Harris, who died on Sept. 7, at 75, didn’t always envision herself breaking records in the military.

Born Jan. 16, 1943, in Houston, she wanted to move to New York City to become an actress, but there was one obstacle.

“Her father told her she could only move to New York if she had a job after graduating college,” her daughter, Tenecia Harris, 37, told NBCBLK. “But that’s not really how acting works.”

Upon graduating from Spelman College in 1964 with a bachelor’s degree in speech and drama, Harris couldn’t find a job performing, so she signed up for the Air Force instead. She quickly moved up the ranks, becoming the first female aircraft maintenance officer and one of the first two female officers commanding at the Air Force Academy.

Image: Marcelite J. Harris
Marcelite J. Harris. in 1990AP file

“I remember when we found out she was promoted to second star,” Harris’ daughter said. “She looked at my dad and said, ‘We did it: We got the second star.' It was a family accomplishment.”

Harris also worked as a White House social aide and personal staff officer under Presidents Gerald Ford and Jimmy Carter.

She retired from the Air Force in 1997 as the highest-ranking female officer in the Air Force and the nation’s highest-ranking black woman in the Department of Defense. Two years later, she was awarded an honorary doctorate degree from Spelman.

In 2010, President Barack Obama appointed her to the board of visitors of the Air Force Academy, which investigates the moral, disciplinary and academic affairs of the institution.

Harris was as accomplished in her professional career as she was in her family life. Her daughter said she had an exemplary work-life balance and was always there for her and her brother, Lt. Col. Steven Harris.

“Separating work and private life can be difficult for women in the 21st century, but my mom mastered it,” Harris said. “She never missed a birthday or recital. She traveled a lot, but she was there in all the important moments.”

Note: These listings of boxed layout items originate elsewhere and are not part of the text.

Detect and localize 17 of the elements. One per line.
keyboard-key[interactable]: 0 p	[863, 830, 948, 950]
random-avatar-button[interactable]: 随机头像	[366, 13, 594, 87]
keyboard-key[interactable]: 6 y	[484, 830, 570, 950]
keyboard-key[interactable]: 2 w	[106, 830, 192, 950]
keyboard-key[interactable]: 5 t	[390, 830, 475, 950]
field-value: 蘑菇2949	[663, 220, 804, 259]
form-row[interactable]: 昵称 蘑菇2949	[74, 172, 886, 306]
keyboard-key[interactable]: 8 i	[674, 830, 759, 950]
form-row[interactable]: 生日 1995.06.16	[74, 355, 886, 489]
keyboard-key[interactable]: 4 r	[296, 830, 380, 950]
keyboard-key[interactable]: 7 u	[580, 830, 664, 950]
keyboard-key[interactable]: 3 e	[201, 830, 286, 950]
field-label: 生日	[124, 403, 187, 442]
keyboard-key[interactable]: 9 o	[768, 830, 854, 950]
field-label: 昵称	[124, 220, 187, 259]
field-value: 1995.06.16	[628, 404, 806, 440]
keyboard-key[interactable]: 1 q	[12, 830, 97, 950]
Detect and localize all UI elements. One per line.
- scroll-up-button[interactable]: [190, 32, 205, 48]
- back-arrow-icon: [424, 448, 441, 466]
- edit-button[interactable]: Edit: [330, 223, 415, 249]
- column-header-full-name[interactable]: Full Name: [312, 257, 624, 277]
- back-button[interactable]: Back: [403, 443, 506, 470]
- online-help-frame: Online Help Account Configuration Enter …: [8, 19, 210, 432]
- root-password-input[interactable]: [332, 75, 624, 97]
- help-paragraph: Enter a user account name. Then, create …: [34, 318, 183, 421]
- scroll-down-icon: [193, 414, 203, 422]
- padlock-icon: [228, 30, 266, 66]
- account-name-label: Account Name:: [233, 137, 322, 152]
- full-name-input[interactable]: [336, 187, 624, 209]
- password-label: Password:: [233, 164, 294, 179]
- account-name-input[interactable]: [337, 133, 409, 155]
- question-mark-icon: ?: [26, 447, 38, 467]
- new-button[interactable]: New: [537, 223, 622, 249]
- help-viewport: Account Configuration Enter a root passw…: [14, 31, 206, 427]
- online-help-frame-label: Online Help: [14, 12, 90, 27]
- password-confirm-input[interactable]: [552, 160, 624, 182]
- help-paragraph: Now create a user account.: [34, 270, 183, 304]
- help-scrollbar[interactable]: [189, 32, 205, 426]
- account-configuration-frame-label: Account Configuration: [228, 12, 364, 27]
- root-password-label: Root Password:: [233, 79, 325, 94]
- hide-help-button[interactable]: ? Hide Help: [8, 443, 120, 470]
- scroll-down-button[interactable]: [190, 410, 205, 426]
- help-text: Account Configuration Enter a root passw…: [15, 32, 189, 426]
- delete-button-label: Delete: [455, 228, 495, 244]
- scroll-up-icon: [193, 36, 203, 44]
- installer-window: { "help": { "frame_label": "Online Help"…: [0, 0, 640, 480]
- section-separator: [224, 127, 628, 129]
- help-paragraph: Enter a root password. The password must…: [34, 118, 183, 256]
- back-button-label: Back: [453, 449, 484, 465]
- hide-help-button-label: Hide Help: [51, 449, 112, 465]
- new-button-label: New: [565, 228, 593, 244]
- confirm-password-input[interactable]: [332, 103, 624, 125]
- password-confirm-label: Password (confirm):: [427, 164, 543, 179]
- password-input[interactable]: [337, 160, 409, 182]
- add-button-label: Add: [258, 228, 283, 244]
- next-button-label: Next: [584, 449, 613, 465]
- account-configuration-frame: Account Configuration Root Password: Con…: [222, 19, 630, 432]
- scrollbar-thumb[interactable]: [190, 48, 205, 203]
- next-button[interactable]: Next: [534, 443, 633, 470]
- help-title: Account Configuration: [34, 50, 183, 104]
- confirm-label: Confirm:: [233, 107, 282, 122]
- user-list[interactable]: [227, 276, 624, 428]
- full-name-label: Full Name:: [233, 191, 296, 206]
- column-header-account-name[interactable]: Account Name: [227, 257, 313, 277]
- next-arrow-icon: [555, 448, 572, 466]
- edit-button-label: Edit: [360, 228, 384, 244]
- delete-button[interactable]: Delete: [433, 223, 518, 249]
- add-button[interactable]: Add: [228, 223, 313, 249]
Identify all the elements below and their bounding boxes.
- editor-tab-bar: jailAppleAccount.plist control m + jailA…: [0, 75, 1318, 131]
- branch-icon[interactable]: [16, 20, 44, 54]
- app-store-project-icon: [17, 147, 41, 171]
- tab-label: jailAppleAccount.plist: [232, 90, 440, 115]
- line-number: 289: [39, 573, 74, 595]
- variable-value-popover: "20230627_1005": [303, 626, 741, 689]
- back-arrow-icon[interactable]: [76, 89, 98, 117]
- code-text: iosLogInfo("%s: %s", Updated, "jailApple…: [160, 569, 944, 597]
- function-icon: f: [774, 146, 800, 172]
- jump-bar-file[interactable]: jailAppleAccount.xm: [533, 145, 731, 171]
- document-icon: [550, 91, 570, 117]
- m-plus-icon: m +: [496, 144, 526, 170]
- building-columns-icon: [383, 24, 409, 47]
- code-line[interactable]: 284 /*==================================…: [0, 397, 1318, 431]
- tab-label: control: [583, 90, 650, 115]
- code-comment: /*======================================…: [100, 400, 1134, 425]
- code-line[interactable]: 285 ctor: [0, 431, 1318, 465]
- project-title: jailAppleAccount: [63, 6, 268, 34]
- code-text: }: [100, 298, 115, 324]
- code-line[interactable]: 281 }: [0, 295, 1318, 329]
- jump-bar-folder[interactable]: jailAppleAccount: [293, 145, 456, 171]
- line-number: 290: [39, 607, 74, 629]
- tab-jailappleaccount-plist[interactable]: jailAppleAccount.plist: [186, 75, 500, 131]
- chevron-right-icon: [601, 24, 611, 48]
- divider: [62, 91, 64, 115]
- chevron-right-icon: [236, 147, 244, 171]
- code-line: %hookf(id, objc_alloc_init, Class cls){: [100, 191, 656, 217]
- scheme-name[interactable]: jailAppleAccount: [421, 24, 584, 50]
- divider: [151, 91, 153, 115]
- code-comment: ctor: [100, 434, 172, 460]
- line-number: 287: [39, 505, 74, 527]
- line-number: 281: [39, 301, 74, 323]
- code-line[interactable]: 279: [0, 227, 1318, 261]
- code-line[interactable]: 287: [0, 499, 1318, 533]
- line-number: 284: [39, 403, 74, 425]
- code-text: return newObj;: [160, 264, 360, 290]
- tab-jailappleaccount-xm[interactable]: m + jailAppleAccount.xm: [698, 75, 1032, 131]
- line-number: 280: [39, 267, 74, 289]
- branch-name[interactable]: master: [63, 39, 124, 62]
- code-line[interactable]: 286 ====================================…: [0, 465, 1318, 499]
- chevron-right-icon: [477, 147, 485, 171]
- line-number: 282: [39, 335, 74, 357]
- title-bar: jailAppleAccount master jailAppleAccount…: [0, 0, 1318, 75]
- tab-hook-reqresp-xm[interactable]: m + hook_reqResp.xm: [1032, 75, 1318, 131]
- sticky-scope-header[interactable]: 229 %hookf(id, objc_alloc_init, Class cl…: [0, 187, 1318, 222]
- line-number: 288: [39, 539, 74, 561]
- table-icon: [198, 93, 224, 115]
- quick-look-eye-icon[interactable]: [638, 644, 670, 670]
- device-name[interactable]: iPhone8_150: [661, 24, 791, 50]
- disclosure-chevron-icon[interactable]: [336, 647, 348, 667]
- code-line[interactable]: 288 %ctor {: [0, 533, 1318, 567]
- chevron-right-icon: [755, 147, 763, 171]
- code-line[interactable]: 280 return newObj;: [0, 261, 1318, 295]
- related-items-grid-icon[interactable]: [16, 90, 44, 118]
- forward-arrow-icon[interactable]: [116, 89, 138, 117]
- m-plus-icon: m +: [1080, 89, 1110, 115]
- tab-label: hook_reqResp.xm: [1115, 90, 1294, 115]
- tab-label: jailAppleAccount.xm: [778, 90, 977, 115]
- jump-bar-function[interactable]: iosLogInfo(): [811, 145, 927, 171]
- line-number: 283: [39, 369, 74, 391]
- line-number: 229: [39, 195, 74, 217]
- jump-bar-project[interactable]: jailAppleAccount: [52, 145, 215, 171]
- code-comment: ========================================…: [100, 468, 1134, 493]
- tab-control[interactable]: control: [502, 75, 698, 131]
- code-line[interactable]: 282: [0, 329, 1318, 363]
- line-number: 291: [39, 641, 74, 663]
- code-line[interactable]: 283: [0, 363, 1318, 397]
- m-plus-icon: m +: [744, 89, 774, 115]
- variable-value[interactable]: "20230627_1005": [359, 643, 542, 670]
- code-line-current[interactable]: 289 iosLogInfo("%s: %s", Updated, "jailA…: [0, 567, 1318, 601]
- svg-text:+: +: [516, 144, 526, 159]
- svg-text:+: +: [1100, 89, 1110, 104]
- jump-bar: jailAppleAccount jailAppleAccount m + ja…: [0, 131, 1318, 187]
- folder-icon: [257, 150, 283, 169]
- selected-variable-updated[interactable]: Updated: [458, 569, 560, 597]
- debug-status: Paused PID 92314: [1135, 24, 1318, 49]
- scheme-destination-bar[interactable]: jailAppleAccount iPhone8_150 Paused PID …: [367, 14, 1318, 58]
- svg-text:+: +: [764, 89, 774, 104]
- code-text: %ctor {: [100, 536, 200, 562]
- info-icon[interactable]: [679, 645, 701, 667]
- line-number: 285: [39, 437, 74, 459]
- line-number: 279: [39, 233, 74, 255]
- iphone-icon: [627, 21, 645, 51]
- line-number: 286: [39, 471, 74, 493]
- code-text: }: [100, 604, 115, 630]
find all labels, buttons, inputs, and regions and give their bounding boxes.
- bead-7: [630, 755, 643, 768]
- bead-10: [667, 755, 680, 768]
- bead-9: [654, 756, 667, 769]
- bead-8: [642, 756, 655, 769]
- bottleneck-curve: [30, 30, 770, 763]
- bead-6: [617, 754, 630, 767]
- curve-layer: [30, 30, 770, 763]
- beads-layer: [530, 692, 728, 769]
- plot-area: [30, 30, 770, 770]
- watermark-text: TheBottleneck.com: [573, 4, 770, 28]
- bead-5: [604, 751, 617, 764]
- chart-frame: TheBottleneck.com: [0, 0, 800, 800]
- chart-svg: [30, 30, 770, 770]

Sometimes Harris’ military background and parenting would collide. Whenever she called upon her children to organize the house and do their chores, for instance, her children would affectionately say, “Here comes Mama General.”

Harris died at Jackson Memorial Hospital in Miami. She was to be buried alongside her husband, Lt. Col. Maurice Harris.

“She and my father were true soulmates,” Tenecia Harris said. “Now they’ll get to be with one another again.”